Siloed AI use emerges as top barrier to enterprise transformation
By Milan Rojan

New research presented at the House of Lords has suggested that organisations may be undermining the value of artificial intelligence by failing to establish the collaborative frameworks needed to support its effective use.
The study, has examined how businesses are deploying AI across teams and workflows. Findings have indicated that 55% of professionals have identified isolated AI use or the absence of structured human-machine workflows as their primary operational challenge. The research has argued that while AI tools have become widely available, many organisations have yet to develop the processes required to integrate them into day-to-day operations.
Harjiv Singh, Founder and CEO of CambrianEdge.ai, said: “Most organisations spent the last two years asking which AI model to subscribe to, forgetting to ask how their teams were supposed to work with it. Adding AI to a system built for siloed work is like putting electric lights in a building designed for candles; the architecture needs to change, not just the bulbs.”
The preliminary findings have been presented in London by Harjiv Singh, Founder and CEO of CambrianEdge.ai, during an event at the House of Lords. The presentation has been followed by a panel discussion featuring representatives from academia, business and public policy, who have explored the organisational challenges associated with AI adoption.

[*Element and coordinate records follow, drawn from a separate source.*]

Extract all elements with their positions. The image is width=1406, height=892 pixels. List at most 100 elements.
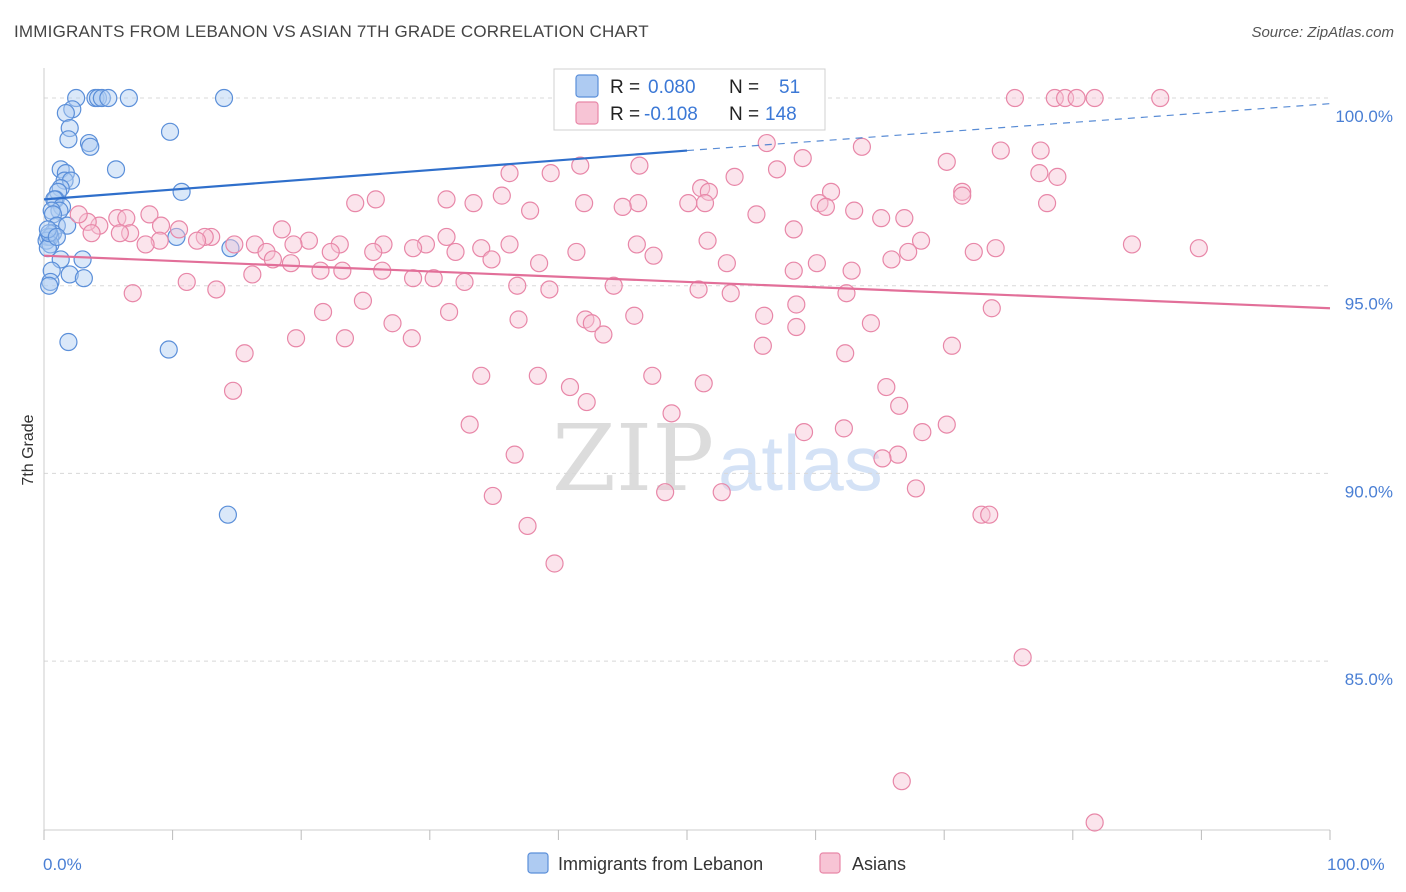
trendline-pink <box>43 254 1331 310</box>
point-pink-155 <box>1013 648 1032 667</box>
point-pink-56 <box>299 231 319 250</box>
point-pink-153 <box>892 772 911 791</box>
point-pink-37 <box>679 194 698 213</box>
point-pink-63 <box>627 235 646 254</box>
x-tick-label-max: 100.0% <box>1327 855 1385 874</box>
point-pink-150 <box>972 505 991 524</box>
point-pink-17 <box>725 167 744 186</box>
point-pink-55 <box>272 220 292 239</box>
point-pink-62 <box>500 235 519 254</box>
point-pink-139 <box>890 396 909 415</box>
point-pink-73 <box>110 224 129 243</box>
point-blue-48 <box>218 505 237 524</box>
point-pink-118 <box>582 314 601 333</box>
point-pink-40 <box>613 197 632 216</box>
point-pink-136 <box>694 374 713 393</box>
point-pink-53 <box>225 235 244 254</box>
point-pink-50 <box>121 224 140 243</box>
point-pink-11 <box>937 152 956 171</box>
point-pink-135 <box>662 404 681 423</box>
point-pink-132 <box>560 377 580 397</box>
point-pink-106 <box>787 295 806 314</box>
point-pink-0 <box>1005 88 1025 108</box>
point-pink-92 <box>964 242 983 262</box>
point-pink-6 <box>757 133 776 153</box>
point-pink-1 <box>1045 88 1064 108</box>
point-pink-70 <box>1189 239 1208 258</box>
point-pink-134 <box>643 366 662 385</box>
point-pink-103 <box>604 276 623 295</box>
y-tick-label-95: 95.0% <box>1345 295 1393 314</box>
point-pink-67 <box>911 231 931 250</box>
point-blue-6 <box>214 88 234 108</box>
stats-legend-box <box>553 68 826 131</box>
point-pink-82 <box>482 250 501 269</box>
point-pink-31 <box>521 201 540 220</box>
point-pink-160 <box>906 479 926 498</box>
point-pink-137 <box>794 423 814 442</box>
point-pink-5 <box>1151 88 1170 108</box>
point-pink-45 <box>90 216 109 235</box>
point-blue-14 <box>106 160 126 179</box>
point-pink-88 <box>807 254 826 273</box>
point-pink-100 <box>455 272 474 292</box>
point-pink-76 <box>257 242 276 262</box>
point-pink-112 <box>313 302 333 322</box>
point-pink-158 <box>877 377 896 397</box>
point-pink-143 <box>505 445 524 464</box>
point-pink-115 <box>439 302 459 322</box>
point-pink-96 <box>333 261 352 280</box>
point-pink-79 <box>364 242 383 262</box>
legend-label-asians: Asians <box>852 854 906 874</box>
stats-legend-r-value-pink: -0.108 <box>644 104 698 125</box>
series-immigrants-from-lebanon <box>37 88 240 524</box>
point-blue-13 <box>81 137 100 156</box>
point-pink-141 <box>937 415 956 434</box>
x-tick-label-min: 0.0% <box>43 855 82 874</box>
point-pink-78 <box>321 242 340 262</box>
point-pink-83 <box>530 254 549 273</box>
point-pink-124 <box>861 314 880 333</box>
point-pink-90 <box>882 250 901 269</box>
point-pink-58 <box>374 235 393 254</box>
point-pink-104 <box>689 280 708 299</box>
point-pink-28 <box>366 190 385 209</box>
point-pink-33 <box>629 194 648 213</box>
y-tick-label-90: 90.0% <box>1345 482 1393 501</box>
point-pink-94 <box>281 254 301 273</box>
point-pink-8 <box>852 137 871 156</box>
point-pink-156 <box>235 344 254 363</box>
point-pink-110 <box>207 280 226 299</box>
point-pink-14 <box>767 160 787 179</box>
point-pink-68 <box>986 239 1005 258</box>
point-pink-131 <box>528 366 547 385</box>
point-pink-126 <box>982 299 1001 318</box>
point-pink-85 <box>644 246 663 265</box>
point-pink-42 <box>140 205 159 224</box>
point-pink-64 <box>698 231 717 250</box>
point-pink-15 <box>541 164 560 183</box>
point-pink-65 <box>784 220 803 239</box>
point-pink-111 <box>263 250 283 269</box>
trendline-blue <box>43 149 688 201</box>
point-pink-38 <box>816 197 835 216</box>
point-pink-3 <box>1067 88 1086 108</box>
point-pink-25 <box>492 186 511 205</box>
point-blue-4 <box>99 88 118 108</box>
point-pink-147 <box>656 483 675 502</box>
series-legend: Immigrants from Lebanon Asians <box>527 852 906 874</box>
stats-legend: R = 0.080 N = 51 R = -0.108 N = 148 <box>553 68 826 131</box>
point-pink-142 <box>223 381 243 400</box>
point-pink-128 <box>335 329 355 348</box>
point-pink-157 <box>753 336 772 355</box>
point-blue-3 <box>92 88 111 108</box>
point-pink-99 <box>424 269 443 288</box>
point-pink-93 <box>243 265 262 284</box>
point-pink-113 <box>353 291 373 310</box>
point-pink-29 <box>575 194 594 213</box>
point-pink-34 <box>747 205 766 224</box>
point-blue-8 <box>56 103 75 123</box>
point-pink-27 <box>346 194 365 213</box>
point-pink-12 <box>630 156 649 175</box>
point-pink-10 <box>793 148 812 168</box>
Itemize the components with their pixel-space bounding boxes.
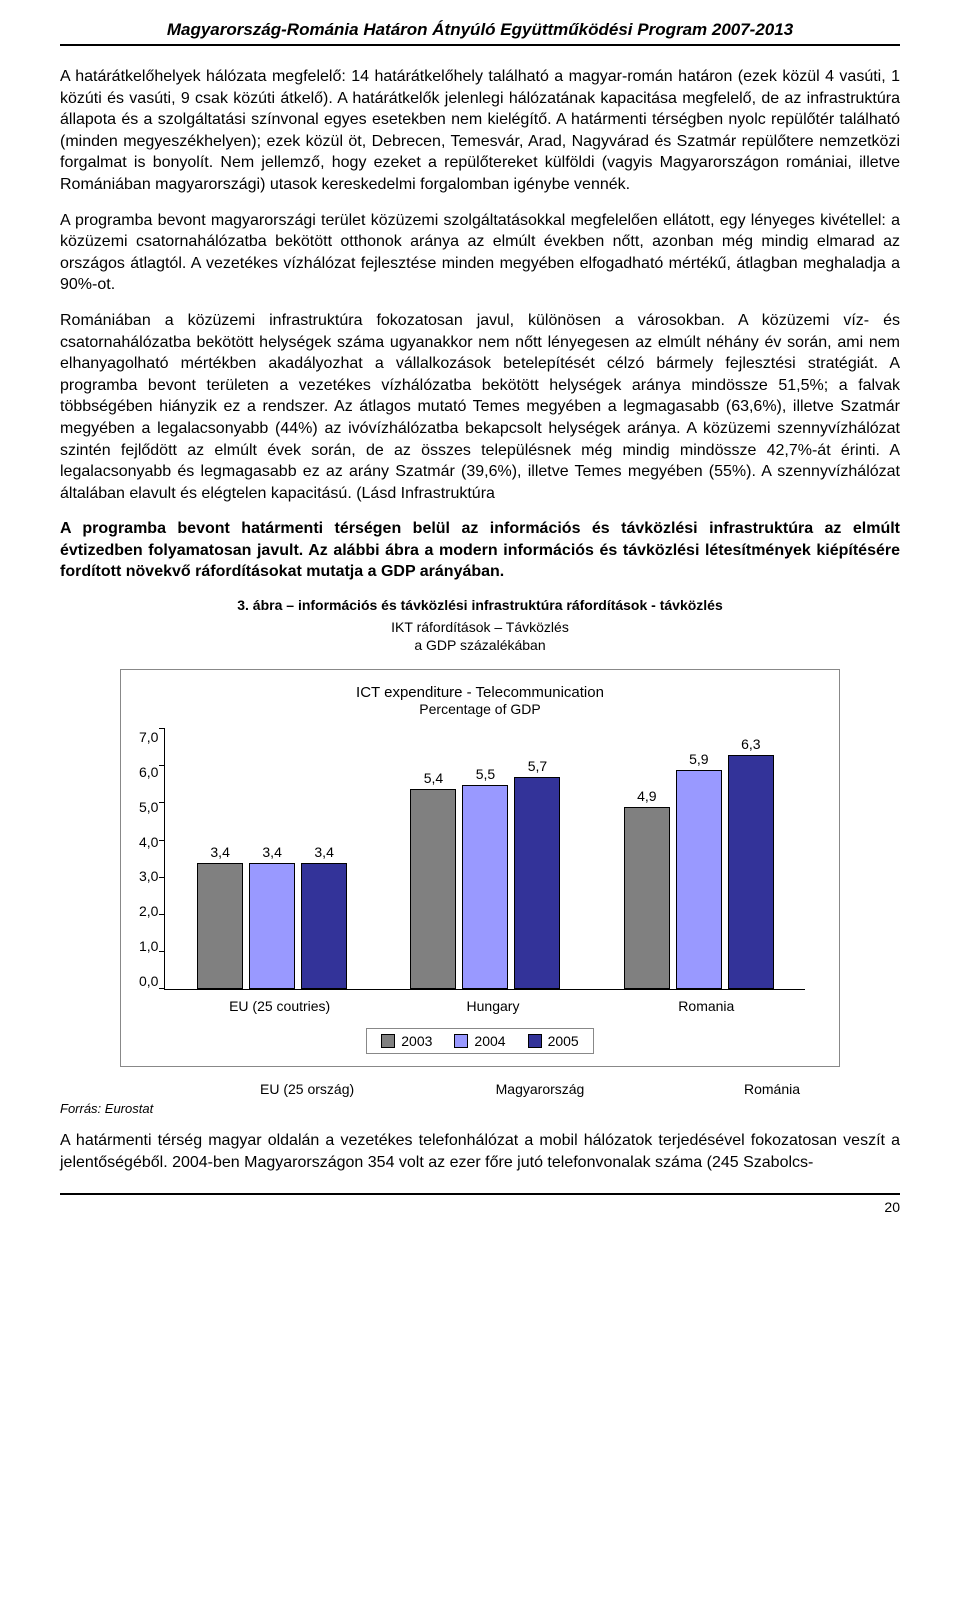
chart-container: ICT expenditure - Telecommunication Perc… bbox=[120, 669, 840, 1067]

According to the study, many businesses have continued to rely on individual experimentation rather than coordinated team workflows. The report has referenced separate research from Boston Consulting Group indicating that while 96% of surveyed chief marketing officers have reported AI-driven transformation initiatives, almost half have continued to use AI primarily for isolated tasks.
Lord Raj Loomba CBE DL, Member of the House of Lords and Founder and Chairman of The Loomba Foundation, said: “AI has arrived at a threshold where the technology is ready, but the organisational architecture has not kept pace. If we do not address this through deliberate design, we risk reducing a transformative technology to a mere collection of individual tools.”
The research has tracked 775 users across 104 organisations, including enterprises, marketing agencies, startups, law firms and educational institutions. CambrianEdge.ai has reported that organisations operating within collaborative AI environments have achieved significantly higher engagement levels and stronger operational outcomes than those relying on disconnected tools and processes.
Among the study’s findings, organisations that have implemented five key infrastructure layers shared tool access, formal training, prompt libraries, quality standards and review processes — have reported significantly greater business impact from AI. The research has also found that organisations with defined handoff procedures between AI-generated outputs and human review have been nearly twice as likely to achieve successful project outcomes.
The report has highlighted what it describes as a growing “handoff deficit”, with 62% of surveyed organisations having lacked a formal process for reviewing AI-generated work before deployment. In addition, 27% of organisations have operated without collaboration infrastructure such as shared access, training programmes or quality controls.
The study has further revealed that 18% of organisations have rolled back or abandoned AI initiatives, citing quality issues and adoption challenges. CambrianEdge.ai has concluded that future AI success may depend less on the technology itself and more on the structures organisations have established around it.